Aerosol Transport: The two basic mechanisms of particle transport in any gas are convection and diffusion, and these are independent parameters.  Where the particles are small enough, they can remain suspended indefinitely in still air – all other things being equal.   It was the realization that thousands of tons of lead were suspended as smog over major cities from vehicle exhaust in times gone by, that focused the research for a small form of Technetium particulate and which eventually became Technegas.  In the lung, even under maximum breathing exertion, the airflow is laminar beyond about the 3^rd division, and suspended particles, depending on size, will either be constrained by the dominant convective flow to remain in the stream until the flow ceases, or their momentum will override the ever increasing sharp branching of the bronchi, leading to impaction at the junctions.   If the particles are small enough, they will remain in the lumen of the airway, all the way to the alveolus.  A summary of this transport process is clearly portrayed in the classic graph by Friedlander.   It is a ‘meta-analysis’ from multiple data sources demonstrating the fraction of an inhaled aerosol deposited in the lung as a function of particle size.

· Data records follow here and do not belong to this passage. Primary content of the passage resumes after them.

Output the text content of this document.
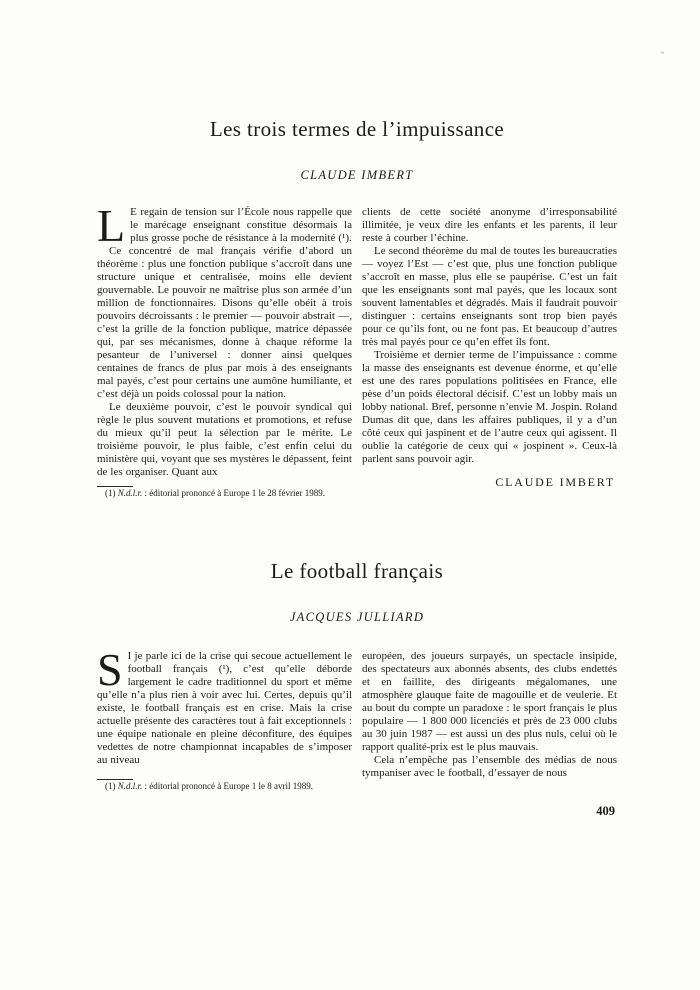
Les trois termes de l’impuissance
CLAUDE IMBERT

L E regain de tension sur l’École nous rappelle que le marécage enseignant constitue désormais la plus grosse poche de résistance à la modernité (¹).

Ce concentré de mal français vérifie d’abord un théorème : plus une fonction publique s’accroît dans une structure unique et centralisée, moins elle devient gouvernable. Le pouvoir ne maîtrise plus son armée d’un million de fonctionnaires. Disons qu’elle obéit à trois pouvoirs décroissants : le premier — pouvoir abstrait —, c’est la grille de la fonction publique, matrice dépassée qui, par ses mécanismes, donne à chaque réforme la pesanteur de l’universel : donner ainsi quelques centaines de francs de plus par mois à des enseignants mal payés, c’est pour certains une aumône humiliante, et c’est déjà un poids colossal pour la nation.

Le deuxième pouvoir, c’est le pouvoir syndical qui règle le plus souvent mutations et promotions, et refuse du mieux qu’il peut la sélection par le mérite. Le troisième pouvoir, le plus faible, c’est enfin celui du ministère qui, voyant que ses mystères le dépassent, feint de les organiser. Quant aux

(1) N.d.l.r. : éditorial prononcé à Europe 1 le 28 février 1989.

clients de cette société anonyme d’irresponsabilité illimitée, je veux dire les enfants et les parents, il leur reste à courber l’échine.

Le second théorème du mal de toutes les bureaucraties — voyez l’Est — c’est que, plus une fonction publique s’accroît en masse, plus elle se paupérise. C’est un fait que les enseignants sont mal payés, que les locaux sont souvent lamentables et dégradés. Mais il faudrait pouvoir distinguer : certains enseignants sont trop bien payés pour ce qu’ils font, ou ne font pas. Et beaucoup d’autres très mal payés pour ce qu’en effet ils font.

Troisième et dernier terme de l’impuissance : comme la masse des enseignants est devenue énorme, et qu’elle est une des rares populations politisées en France, elle pèse d’un poids électoral décisif. C’est un lobby mais un lobby national. Bref, personne n’envie M. Jospin. Roland Dumas dit que, dans les affaires publiques, il y a d’un côté ceux qui jaspinent et de l’autre ceux qui agissent. Il oublie la catégorie de ceux qui « jospinent ». Ceux-là parlent sans pouvoir agir.

CLAUDE IMBERT
Le football français
JACQUES JULLIARD

S I je parle ici de la crise qui secoue actuellement le football français (¹), c’est qu’elle déborde largement le cadre traditionnel du sport et même qu’elle n’a plus rien à voir avec lui. Certes, depuis qu’il existe, le football français est en crise. Mais la crise actuelle présente des caractères tout à fait exceptionnels : une équipe nationale en pleine déconfiture, des équipes vedettes de notre championnat incapables de s’imposer au niveau

(1) N.d.l.r. : éditorial prononcé à Europe 1 le 8 avril 1989.

européen, des joueurs surpayés, un spectacle insipide, des spectateurs aux abonnés absents, des clubs endettés et en faillite, des dirigeants mégalomanes, une atmosphère glauque faite de magouille et de veulerie. Et au bout du compte un paradoxe : le sport français le plus populaire — 1 800 000 licenciés et près de 23 000 clubs au 30 juin 1987 — est aussi un des plus nuls, celui où le rapport qualité-prix est le plus mauvais.

Cela n’empêche pas l’ensemble des médias de nous tympaniser avec le football, d’essayer de nous

409
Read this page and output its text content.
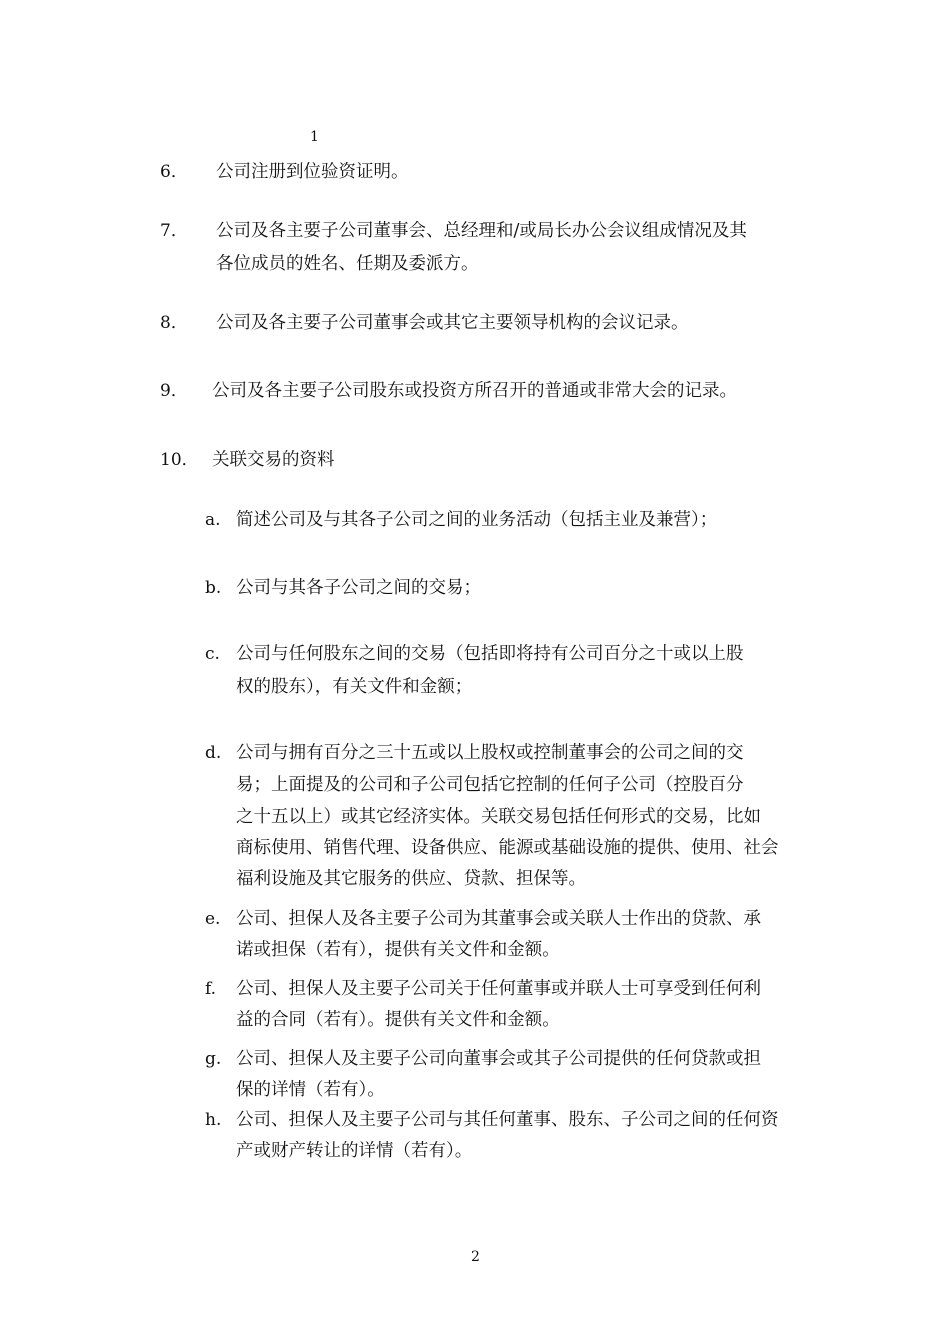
1
6． 公司注册到位验资证明。
7． 公司及各主要子公司董事会、总经理和/或局长办公会议组成情况及其
各位成员的姓名、任期及委派方。
8． 公司及各主要子公司董事会或其它主要领导机构的会议记录。
9． 公司及各主要子公司股东或投资方所召开的普通或非常大会的记录。
10． 关联交易的资料
a. 简述公司及与其各子公司之间的业务活动（包括主业及兼营）；
b. 公司与其各子公司之间的交易；
c. 公司与任何股东之间的交易（包括即将持有公司百分之十或以上股
权的股东），有关文件和金额；
d. 公司与拥有百分之三十五或以上股权或控制董事会的公司之间的交
易；上面提及的公司和子公司包括它控制的任何子公司（控股百分
之十五以上）或其它经济实体。关联交易包括任何形式的交易，比如
商标使用、销售代理、设备供应、能源或基础设施的提供、使用、社会
福利设施及其它服务的供应、贷款、担保等。
e. 公司、担保人及各主要子公司为其董事会或关联人士作出的贷款、承
诺或担保（若有），提供有关文件和金额。
f. 公司、担保人及主要子公司关于任何董事或并联人士可享受到任何利
益的合同（若有）。提供有关文件和金额。
g. 公司、担保人及主要子公司向董事会或其子公司提供的任何贷款或担
保的详情（若有）。
h. 公司、担保人及主要子公司与其任何董事、股东、子公司之间的任何资
产或财产转让的详情（若有）。
2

It is important to keep these basic details in mind when reviewing the claimed efficacy of various ventilation agents in Nuclear Medicine.   One of the reasons Technegas was named thus, was to highlight the very real transport differences compared with conventional aerosols once inhaled.   Unlike all other aerosols for imaging - and even therapeutic applications - however generated, Technegas is unique in being hydrophobic.   It will not grow as it navigates its way into the depths of the lung, therefore it exhibits virtually no deposition in the conducting airways, except in very severe chronic obstructive airways disease (COPD).  Indeed its intrinsic gas-like behaviour was validated by use of a “Penetration Index” (PI)  which compared the distribution of the peripheral to central regions of each lung against the same regions ventilated with ¹³³Xe gas.   Crawford and his colleagues, back in 1990  found, after studying 12 male subjects with COPD, that “even in the presence of severe airways limitation, the radio-labelled tracer Technegas mimics the regional distribution of a real gas”.  A more recent report comes from a group in Korea.  It seems to be part of an academic thesis, and only a summary of the material is presented in English.   But in essence, a group of 12 patients with various COPD pathologies were studied comparing Technegas with DTPA aerosol, quantifying the image quality with the PI.   They concluded:  “The average values of PI were 61.26% with ^99mTc-DTPA aerosol and 69.20% with Technegas (p〉0.05). Using ^99mTc-DTPA aerosol, COPD patients showed deposition in the central airways with poor visualization of the peripheral areas of the lungs. In Technegas studies these phenomena were less prominent, and the examination is well tolerated by patient and requires only a minimum of patient cooperation.”

Thus when an aerosol manufacturer claims a certain particle size using the standard aqueous ingredient DTPA, and that their aerosol is ‘superior in alveolar deposition’ the figure and the claim is effectively meaningless as it only refers to the size at generation, not after it reaches equilibrium with the super-saturated vapour in the bronchial tree only a little way up (down) the ‘trunk’.  It is inconceivable that in patients with COPD, the PI for a DTPA aerosol would be anything like the value for Technegas.     But it is the PI that really matters in terms of imaging the ventilation of all your patients.   Even inhalation of a good quality insect spray loaded with DTPA will generate a reasonable looking image in healthy lungs!  

It is not really necessary to quantify the comparison between ‘wet’ aerosols and Technegas via the PI.  If you need to validate the point, a simple test can be done in the course of a regular study investigating PE, and will only require the informed consent of the patient.   On a patient with known COPD, administer 0.5 the standard activity with Technegas and take a single PA view for double the imaging time, then administer the remaining dose with the aerosol, and re-image to acquire about double the total counts of image 1.   Subtract the decay corrected original Technegas counts and compare the first and last images.